Scalability is the capability of a system, network, or process to handle a growing amount of work, or its potential to be enlarged in order to accommodate that growth. - Wikipedia
It’s safe to say there’s been a steady growth in the amount of data stored since ‘The Digital Age’ began. As seen in the infographic below, our ability to store more data has led to an exponential growth in the amount of data stored.
The total amount of digital data generated in 2013 was about 4.4 zettabytes. (That’s 4.4 X 1021 bytes) This is conservatively projected to grow to 44 zettabytes in 2020. (source)
As hardware continues to innovate at a rapid pace (mass storage devices, CPU and networks), this in turn leads to increased capacity for existing database software, enabling growth in the number of transactions per second. But there is still the need to add capacity from time to time.
There are two approaches to scaling a database, both with their own pros and cons: Vertical (Scale Up) and Horizontal (Scale Out).
In the 1975 movie Jaws, three men go hunting for the largest shark ever seen. Martin Brody (played by Rob Scheider) catches a very quick glimpse of the shark, and with terror etched into his face, backs into the boat and delivers one of the best lines in movie history:
“You’re going to need a bigger boat”
Vertically Scaling your Database
This approach involves adding more physical or virtual resources to the underlying server hosting the database – more CPU, more memory or more storage. Basically, you need a bigger boat server. This is the traditional approach, and pretty much every database can be scaled up.
- From a development standpoint, there’s no need to change anything. The same code will connect to the existing database without any issues.
- Easier to implement and administer – there’s a single server to manage, and that’s it. Setup is also straightforward.
- Datacenter costs in terms of space, cooling and power are lower.
- While the initial software costs are low, if licensing is based on the number of cores, then you have to pay more every time you scale up.
- If you’re implementing this on a VMware virtual environment, larger servers (more virtual cores) will inevitably lead to the dreaded Ready Queue, which is difficult to identify, and even harder to solve.
- Hardware costs can also be high, as you have to purchase ‘high-end’ servers.
- There is limited scope for upgrades. A server can only be so big. What happens when your database can no longer fit on the largest available server?
- There’s also the issue of vendor lock-in. You are tied to a single database vendor and if you decide to switch, this might involve a very difficult migration, or starting again from scratch.
In the movie Multiplicity, Dougie Kinney (Michael Keaton) is a construction worker who is struggling with his work-life balance. First of all, he gets a clone to take over at work, so he can spend time with his wife. Then he gets another clone to help out at home. And then the other two clones get together to make a 3rd clone. As you can imagine, this arrangement becomes a little too complex, and almost gets out of hand.

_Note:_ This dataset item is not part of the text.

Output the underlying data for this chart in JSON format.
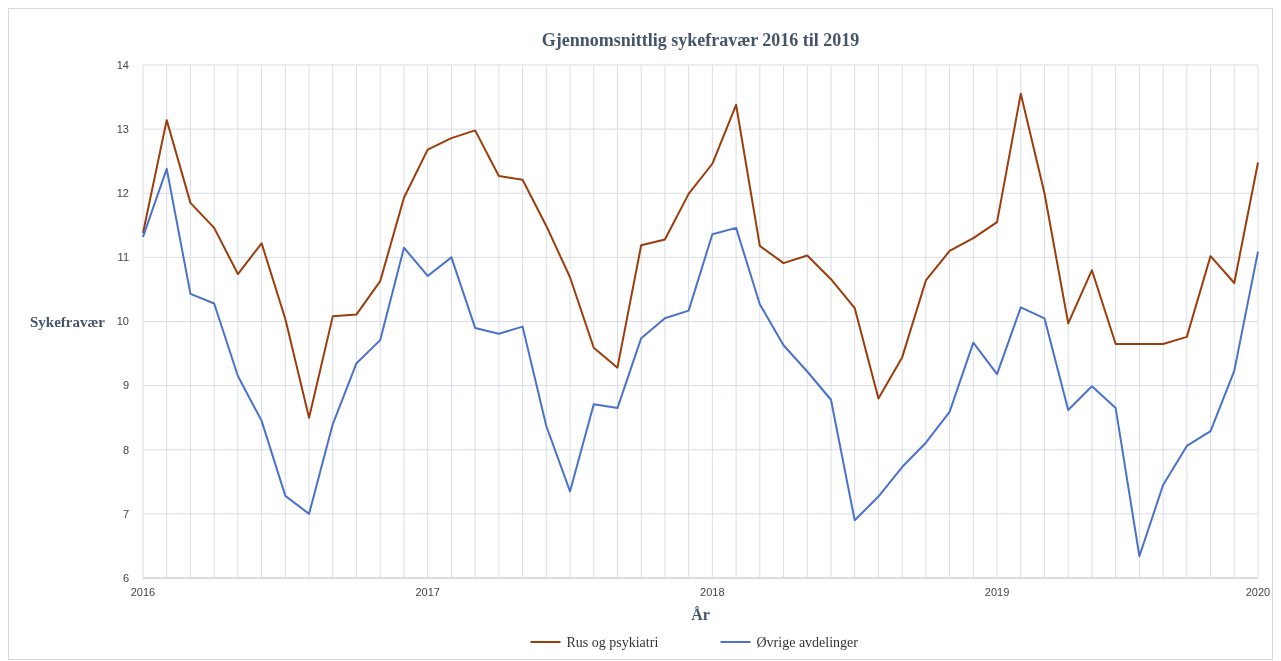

Horizontally scaling your database
This approach involves adding more instances/nodes of the database to deal with increased workload. When you need more capacity, you simply add more servers to the cluster. In addition, the hardware used tends to be smaller, cheaper servers.
Most database products will not scale in this way, and depending on how this is implemented, applications will need to be re-written to work with the database. There are two different techniques that can be used to achieve this.
Data replication – For read-intensive workloads, you can have one primary copy that accepts data changes and multiple read-only replicas of that data. The downside of this is that for data writes, the primary copy becomes a bottle neck.
Federated Database – This involves distributing reads and write across many nodes. This is achieved by partitioning (sharding) the data across multiple database servers. There is an element of database replication in that some data is kept across all or multiple nodes. Some database products (for example, Cassandra) will do this for you, but for the most part, sharding is done on the client-side of the application.
- Much cheaper costs as the individual nodes are smaller.
- Upgrades are easier, all you need to do is add an additional node. In theory, you can add an infinite number of nodes.
- Resilience and Fault tolerance are generally easier to achieve and manage due to the multiple nodes.
- The massive increase in complexity leads to a number of issues –
- Higher incidents of software bugs as the code is more complex.
- Where sharding is used, backups have to contain data from all the database partitions.
- Management of the infrastructure becomes more complex with the increased number of nodes.
- Licensing fees can be higher as you have more nodes to license.
- Datacentre costs in terms of space, cooling and power are higher.
- Networking complexity and costs are higher as latency will lead to inconsistent data.
Scaling your database is a great way to deal with performance bottlenecks. As Big Data becomes more and more prevalent, even the smallest organisations are going to have to look at how to store and process even larger datasets.
We are now well and truly in the era of Big Data – with data sets that are so large, or so complex, that they cannot be processed or stored using traditional databases or applications. Big Data (and by extension, Machine learning) offers a lot of promise, and we are already seeing successes in almost every field. And the way we store and retrieve data is evolving to cope with this trend.
Horizontal scaling is regarded as the more modern approach, however, as you can see, this comes with increased complexity. Your application has to support this model, and as described above, not all products can achieve this.
Every organisation will need to determine what their requirements are for every application, and which approach works best for them.